Cronenberg is the second Toronto filmmaker to do triple duty in same key categories in the TFCA Awards. In 1997, the year the association launched its awards, Atom Egoyan’s The Sweet Hereafter took the same three prizes.
The only wrinkle this year is that the Canadian status of A History Of Violence is a matter of interpretation. It was funded by New Line Cinema in Hollywood, making it an official American production. But Cronenberg shot it in Toronto with his core crew members, bringing a Canadian sensibility to the story of violence in a small American town.
The film was also included in Canada’s Top Ten this year, after the jury organized by the Toronto International Film Festival Group decided to include it as a Canadian entry. At the Cannes and Toronto film festivals, it was talked up as a Canadian film. But it will not be eligible in the Genies.
A History Of Violence, starring Viggo Mortensen, Maria Bello, Ed Harris and William Hurt in a story that examines the different faces of violence, has also been praised for its stellar acting.
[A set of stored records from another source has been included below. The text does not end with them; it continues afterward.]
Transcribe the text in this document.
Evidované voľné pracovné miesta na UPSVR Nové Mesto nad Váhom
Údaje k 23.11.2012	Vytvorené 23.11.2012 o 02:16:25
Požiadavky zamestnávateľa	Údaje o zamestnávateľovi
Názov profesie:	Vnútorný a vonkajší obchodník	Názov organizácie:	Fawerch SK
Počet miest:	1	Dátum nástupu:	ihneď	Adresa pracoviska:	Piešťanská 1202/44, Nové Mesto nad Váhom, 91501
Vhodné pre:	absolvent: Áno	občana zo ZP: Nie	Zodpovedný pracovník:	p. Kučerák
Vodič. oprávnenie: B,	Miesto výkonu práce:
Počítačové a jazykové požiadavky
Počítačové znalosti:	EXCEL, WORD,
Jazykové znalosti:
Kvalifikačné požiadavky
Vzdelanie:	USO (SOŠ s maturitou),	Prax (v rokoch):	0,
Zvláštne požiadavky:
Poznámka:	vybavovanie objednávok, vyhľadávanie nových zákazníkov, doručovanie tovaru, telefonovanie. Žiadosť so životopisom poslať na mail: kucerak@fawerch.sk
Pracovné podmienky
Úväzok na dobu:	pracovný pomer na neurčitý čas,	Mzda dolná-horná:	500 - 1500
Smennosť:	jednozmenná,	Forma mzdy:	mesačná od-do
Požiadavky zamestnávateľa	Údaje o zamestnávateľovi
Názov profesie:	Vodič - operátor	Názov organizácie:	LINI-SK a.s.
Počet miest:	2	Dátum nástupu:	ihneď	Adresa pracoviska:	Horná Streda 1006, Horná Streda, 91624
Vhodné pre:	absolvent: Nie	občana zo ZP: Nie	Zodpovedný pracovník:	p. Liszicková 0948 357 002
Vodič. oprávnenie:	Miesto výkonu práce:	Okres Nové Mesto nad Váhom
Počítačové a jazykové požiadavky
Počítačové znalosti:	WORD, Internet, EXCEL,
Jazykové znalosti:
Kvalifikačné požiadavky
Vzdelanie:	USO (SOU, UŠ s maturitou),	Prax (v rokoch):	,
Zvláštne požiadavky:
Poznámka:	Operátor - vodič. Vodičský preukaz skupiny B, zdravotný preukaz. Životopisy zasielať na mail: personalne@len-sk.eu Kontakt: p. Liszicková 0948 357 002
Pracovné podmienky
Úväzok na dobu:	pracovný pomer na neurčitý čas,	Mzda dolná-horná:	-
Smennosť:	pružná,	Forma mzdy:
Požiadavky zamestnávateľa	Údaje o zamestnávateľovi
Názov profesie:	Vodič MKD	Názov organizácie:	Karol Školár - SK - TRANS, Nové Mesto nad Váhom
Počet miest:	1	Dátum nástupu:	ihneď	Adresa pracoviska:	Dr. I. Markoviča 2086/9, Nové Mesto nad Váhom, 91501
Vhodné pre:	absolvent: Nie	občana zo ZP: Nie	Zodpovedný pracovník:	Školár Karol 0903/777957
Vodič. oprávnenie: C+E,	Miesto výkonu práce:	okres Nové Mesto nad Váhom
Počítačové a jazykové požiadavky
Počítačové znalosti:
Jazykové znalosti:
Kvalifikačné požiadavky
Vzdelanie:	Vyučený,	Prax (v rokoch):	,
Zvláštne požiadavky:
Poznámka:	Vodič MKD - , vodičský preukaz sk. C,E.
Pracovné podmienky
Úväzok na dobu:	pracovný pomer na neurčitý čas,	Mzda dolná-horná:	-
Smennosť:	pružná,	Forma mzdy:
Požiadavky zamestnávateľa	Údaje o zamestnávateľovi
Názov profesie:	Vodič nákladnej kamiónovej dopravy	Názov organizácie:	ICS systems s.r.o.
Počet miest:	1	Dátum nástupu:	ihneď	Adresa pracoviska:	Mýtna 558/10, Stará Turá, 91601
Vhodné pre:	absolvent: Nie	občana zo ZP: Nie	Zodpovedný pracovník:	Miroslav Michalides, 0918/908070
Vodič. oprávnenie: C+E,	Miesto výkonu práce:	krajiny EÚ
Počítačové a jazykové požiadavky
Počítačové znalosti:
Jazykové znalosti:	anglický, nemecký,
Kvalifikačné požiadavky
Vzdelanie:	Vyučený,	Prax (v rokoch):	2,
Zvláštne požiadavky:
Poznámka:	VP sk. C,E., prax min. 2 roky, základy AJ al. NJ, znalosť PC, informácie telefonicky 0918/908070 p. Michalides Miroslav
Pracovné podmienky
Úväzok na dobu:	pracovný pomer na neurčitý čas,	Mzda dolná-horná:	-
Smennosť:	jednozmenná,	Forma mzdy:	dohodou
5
But it was shut out in the four acting categories by the TFCA, with three other films being honoured.
Philip Seymour Hoffman won as best actor for his title role in Capote while Laura Linney won as best actress for her role as the unfaithful wife in The Squid And The Whale. Paul Giamatti won as best supporting actor for playing Russell Crowe’s manager-trainer in Cinderella Man while Catherine Keener made Capote the double winner by taking the award for best supporting actress.
Writer-director Noah Baumbach won the best screenplay prize for The Squid And The Whale while Bennett Miller took the best first feature award for directing Capote.
Nick Park and Steve Box’s marvellous claymation adventure movie, Wallace & Gromit: The Curse Of The Were-Rabbit, was named best animated feature.
In other awards, Chinese director Zhang Ke Jia’s The World was cited as best foreign language film; and Werner Herzog’s haunting Grizzly Man, the tragic story of an obsessive American who devoted himself to protecting grizzly bears in Alaska before one rogue animal killed and ate him and his girlfriend, won as best documentary feature.
The TFCA members also voted to honour British actor Andy Serkis with a special citation “for his unprecedented work helping to realize the main character in King Kong.” Serkis performed as Kong using computerized motion capture to give the beast a dynamic, human-like personality.
The Clyde Gilmour Award, named for the late journalist who pioneered popular film criticism in Canada, goes to Robin Wood. As a film historian, author and academic, Wood was named for his “essential contributions” to the understanding of film as an art form and as a social and political force.
The Toronto Film Critics Association is made up of film critics representing a cross-section of Toronto’s media.